This won’t be anything particularly novel to you old hands at 3D printing, but I wanted to demonstrate to others just how useful that open source tools and 3D printing can be, even for non-geeky tasks such as home improvement.
I have briefly mentioned on Twitter (but I don’t believe on this blog) that I’ve been working on a new ham shack/home office over the last 9 months. Shack 2.0 is now finished, save a bit of work in getting and setting up workbenches. Since this building is going to be my ham shack, I needed a way to to get antenna coax and other cabling in and out through the wall that was built-in right from the start. Based on a friend’s recommendation, I plan to purchase an entry panel that mounts on the exterior of the building around a 2 inch conduit. So as you can see below, I installed such a conduit before finishing the interior of Shack 2.0.

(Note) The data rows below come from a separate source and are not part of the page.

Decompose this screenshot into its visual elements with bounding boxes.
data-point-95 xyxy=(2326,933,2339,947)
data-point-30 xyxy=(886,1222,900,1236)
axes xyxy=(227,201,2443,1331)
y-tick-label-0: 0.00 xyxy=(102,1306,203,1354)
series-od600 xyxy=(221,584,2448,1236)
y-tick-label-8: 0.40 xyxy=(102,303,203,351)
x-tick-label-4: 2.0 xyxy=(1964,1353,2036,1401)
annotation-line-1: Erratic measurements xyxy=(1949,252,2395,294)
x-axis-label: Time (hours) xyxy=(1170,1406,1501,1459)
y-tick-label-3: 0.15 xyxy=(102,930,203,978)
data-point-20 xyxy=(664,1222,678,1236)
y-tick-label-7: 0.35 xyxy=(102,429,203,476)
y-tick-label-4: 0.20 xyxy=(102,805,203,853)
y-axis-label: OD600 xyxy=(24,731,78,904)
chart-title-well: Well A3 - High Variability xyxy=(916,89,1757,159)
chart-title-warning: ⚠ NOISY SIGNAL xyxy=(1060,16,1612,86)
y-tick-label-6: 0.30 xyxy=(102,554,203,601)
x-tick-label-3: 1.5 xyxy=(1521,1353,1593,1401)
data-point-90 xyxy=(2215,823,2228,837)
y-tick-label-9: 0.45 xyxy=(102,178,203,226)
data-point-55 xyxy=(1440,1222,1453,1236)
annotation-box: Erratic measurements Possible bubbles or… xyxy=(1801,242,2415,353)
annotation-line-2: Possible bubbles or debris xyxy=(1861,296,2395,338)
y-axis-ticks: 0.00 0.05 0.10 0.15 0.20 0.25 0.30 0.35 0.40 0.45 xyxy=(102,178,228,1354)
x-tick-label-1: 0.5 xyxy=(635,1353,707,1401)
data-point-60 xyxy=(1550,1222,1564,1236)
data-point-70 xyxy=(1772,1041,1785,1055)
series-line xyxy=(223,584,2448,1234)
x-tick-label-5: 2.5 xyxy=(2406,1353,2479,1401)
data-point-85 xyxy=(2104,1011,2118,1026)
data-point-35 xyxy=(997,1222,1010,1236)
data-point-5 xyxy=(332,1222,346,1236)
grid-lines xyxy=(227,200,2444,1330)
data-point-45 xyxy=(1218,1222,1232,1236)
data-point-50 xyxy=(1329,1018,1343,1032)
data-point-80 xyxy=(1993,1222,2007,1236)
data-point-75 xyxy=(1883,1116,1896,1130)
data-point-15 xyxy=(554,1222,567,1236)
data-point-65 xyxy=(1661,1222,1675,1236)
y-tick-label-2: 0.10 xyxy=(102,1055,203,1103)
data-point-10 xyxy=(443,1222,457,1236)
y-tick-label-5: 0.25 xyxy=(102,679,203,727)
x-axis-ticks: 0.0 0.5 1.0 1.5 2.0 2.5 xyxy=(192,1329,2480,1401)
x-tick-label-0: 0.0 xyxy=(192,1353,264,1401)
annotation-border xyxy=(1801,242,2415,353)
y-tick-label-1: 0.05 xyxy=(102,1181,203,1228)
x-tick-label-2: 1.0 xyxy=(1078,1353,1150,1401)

The interior of Shack 2.0 is fully finished with drywall, and I had to cut out a bit of a ragged opening for the conduit, leaving an ugly, unfinished transition.
As far as I’m aware, there’s no commercial bit of trim for finishing something like this, so I was able to make my own by firing up FreeCAD and designing a flange in about 15 minutes, and then printing it on my Ender 3.
The initial plan was to print the flange in gray PETG, but I didn’t quite trust myself to get it right the first time, so I did a trial run in PLA first. That came out nearly perfect, so I immediately reprinted in PETG. It only took about 3 hours for each print, so from start to finish, it only took the second half of the day to go from nothing to finished trim.
A couple of drywall anchors, and it was mounted to the wall neatly and securely, giving a nice finished look to the last bit of the shack that needed it.
Again, this is basic stuff, but it’s still pleasing to be able to close the idea-design-product loop so quickly, plus it gives me a chance to tease the new shack.
Once I get my workbenches, finish them, and install them, I’ll get some photos and create a post to show you what Shack 2.0 looks like. That will close the chapter on an exhausting yet exciting time, and mark the transition to putting full attention back into a couple of new Etherkit product launches coming soon.